I guess cars like this one were made at a time when there seemed to be no end to American prosperity, when car makers never had the foresight that natural resources are limited, or even if they weren’t limited that the by-products of their consumption would eventually spell disaster. Rather shortsighted than foresighted. I just wish that progress would always take a look at its consequences, or that it is redefined so that it is not only looking at the beneficial aspect of the moment and of the bottom line. I wish that the bottom line wasn’t always only a numerical figure preceded by a currency sign, but rather a series of figures that have a wider vision of their context, and that only their sum total would dictate direction.
When Henry Ford looked at his marvelous invention, heard it and smelled it, why didn’t he say: “OMG, this thing is so loud and cacophonous, it stinks to high heaven, and it’s spewing black smoke in the air, I should just get rid of it immediately”? Well, if he didn’t produce it, maybe someone else would have, for invention is complicit with existing knowledge and existing technologies, which are born out of necessity to progress, to improve, to make things easier. Humanity on the move.

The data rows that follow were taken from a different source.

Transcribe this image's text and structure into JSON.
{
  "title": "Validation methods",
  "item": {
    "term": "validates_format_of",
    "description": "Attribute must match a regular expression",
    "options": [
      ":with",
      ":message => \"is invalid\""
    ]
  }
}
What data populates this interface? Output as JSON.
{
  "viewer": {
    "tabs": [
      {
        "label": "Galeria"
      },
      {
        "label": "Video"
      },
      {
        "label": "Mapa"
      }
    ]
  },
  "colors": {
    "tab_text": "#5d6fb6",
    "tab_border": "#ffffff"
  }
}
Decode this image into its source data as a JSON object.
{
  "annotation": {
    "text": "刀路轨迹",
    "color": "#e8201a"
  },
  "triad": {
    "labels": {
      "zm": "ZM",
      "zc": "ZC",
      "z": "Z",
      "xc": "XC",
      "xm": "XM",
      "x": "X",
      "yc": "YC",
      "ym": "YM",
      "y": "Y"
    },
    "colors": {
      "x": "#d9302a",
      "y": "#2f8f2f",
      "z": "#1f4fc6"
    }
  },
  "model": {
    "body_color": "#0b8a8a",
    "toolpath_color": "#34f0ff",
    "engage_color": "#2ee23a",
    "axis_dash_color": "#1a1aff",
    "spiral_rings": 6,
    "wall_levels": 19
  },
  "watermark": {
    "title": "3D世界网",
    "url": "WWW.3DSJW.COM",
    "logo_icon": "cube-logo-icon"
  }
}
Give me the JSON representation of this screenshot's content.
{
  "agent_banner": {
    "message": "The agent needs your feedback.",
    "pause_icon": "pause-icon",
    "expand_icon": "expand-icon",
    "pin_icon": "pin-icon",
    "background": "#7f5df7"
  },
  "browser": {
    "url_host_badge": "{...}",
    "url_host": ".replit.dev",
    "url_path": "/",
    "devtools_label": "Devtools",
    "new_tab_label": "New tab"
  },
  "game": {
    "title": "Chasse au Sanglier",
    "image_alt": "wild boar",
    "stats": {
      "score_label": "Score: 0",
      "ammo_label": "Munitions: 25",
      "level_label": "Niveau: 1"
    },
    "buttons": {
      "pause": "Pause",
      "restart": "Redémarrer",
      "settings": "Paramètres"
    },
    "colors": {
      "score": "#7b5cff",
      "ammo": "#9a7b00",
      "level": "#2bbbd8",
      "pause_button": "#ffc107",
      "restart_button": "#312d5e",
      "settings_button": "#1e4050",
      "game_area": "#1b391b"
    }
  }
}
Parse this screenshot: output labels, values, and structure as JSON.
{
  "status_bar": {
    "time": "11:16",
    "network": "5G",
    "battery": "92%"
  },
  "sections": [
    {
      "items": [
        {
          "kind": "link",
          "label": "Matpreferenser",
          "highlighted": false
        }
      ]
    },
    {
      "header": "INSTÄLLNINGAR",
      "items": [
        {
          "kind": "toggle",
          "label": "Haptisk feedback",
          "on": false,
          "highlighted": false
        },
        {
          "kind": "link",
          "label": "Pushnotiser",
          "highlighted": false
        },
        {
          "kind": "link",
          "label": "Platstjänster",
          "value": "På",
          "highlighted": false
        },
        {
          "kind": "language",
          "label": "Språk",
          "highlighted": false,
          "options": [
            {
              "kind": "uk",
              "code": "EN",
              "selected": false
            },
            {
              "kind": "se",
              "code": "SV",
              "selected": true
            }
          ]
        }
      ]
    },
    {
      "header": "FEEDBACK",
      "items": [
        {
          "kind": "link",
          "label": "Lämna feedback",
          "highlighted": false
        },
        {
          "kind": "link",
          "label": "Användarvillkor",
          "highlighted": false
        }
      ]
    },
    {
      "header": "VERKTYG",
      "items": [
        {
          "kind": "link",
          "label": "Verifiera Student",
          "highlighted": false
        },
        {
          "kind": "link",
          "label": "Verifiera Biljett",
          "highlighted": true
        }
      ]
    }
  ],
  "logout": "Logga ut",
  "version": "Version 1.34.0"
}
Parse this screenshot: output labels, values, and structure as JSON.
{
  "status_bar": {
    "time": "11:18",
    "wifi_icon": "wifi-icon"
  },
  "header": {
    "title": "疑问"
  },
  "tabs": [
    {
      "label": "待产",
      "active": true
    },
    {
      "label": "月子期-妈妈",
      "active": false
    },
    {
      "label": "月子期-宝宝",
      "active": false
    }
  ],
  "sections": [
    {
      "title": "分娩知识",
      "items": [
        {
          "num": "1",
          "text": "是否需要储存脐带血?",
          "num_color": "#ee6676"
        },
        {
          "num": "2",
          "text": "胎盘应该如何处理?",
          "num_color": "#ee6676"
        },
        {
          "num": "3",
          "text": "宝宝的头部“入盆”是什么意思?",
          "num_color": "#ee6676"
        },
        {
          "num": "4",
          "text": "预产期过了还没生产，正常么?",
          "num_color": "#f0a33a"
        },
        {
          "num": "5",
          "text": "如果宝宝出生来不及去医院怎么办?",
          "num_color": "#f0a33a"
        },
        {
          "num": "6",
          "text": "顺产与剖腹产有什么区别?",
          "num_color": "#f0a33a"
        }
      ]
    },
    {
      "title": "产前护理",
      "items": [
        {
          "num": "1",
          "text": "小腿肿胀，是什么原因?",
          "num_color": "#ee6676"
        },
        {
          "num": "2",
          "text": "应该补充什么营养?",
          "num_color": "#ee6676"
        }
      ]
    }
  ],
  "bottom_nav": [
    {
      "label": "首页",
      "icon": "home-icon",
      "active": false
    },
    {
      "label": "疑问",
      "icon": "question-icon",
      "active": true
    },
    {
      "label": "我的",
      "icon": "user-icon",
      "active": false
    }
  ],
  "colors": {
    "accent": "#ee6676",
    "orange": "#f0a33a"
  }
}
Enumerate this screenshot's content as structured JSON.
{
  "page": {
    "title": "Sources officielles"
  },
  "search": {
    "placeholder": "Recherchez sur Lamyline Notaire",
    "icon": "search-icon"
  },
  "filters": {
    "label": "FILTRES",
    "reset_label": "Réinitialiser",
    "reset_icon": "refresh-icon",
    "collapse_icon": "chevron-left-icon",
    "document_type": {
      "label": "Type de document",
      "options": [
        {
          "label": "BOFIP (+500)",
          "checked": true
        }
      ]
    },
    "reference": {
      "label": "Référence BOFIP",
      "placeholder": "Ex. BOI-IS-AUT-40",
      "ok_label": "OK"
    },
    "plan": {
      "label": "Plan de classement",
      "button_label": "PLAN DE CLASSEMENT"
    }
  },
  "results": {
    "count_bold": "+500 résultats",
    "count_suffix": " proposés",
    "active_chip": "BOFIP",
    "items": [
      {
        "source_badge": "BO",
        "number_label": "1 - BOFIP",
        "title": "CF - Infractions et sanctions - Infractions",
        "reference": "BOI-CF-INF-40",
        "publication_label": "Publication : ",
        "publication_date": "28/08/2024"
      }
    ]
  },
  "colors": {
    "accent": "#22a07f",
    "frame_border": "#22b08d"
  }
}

I don’t want to seem to be down on the whole thing, because I love riding in cars, I love flying in airplanes, I love my computers and my cameras, and without human ingenuity and human desire to explore our ever more complex existence, we would still be in the caves??? But on the other hand, unchecked, our desires may very well lead us back into the caves. We can no longer afford to barrel ahead while sticking our collective tongue out to reason, to sanity, and to a healthy and peaceful future. We have to redefine prosperity and its implications. Current paradigms are old and too sluggish or reluctant to adapt. We have to get out of the fast moving box.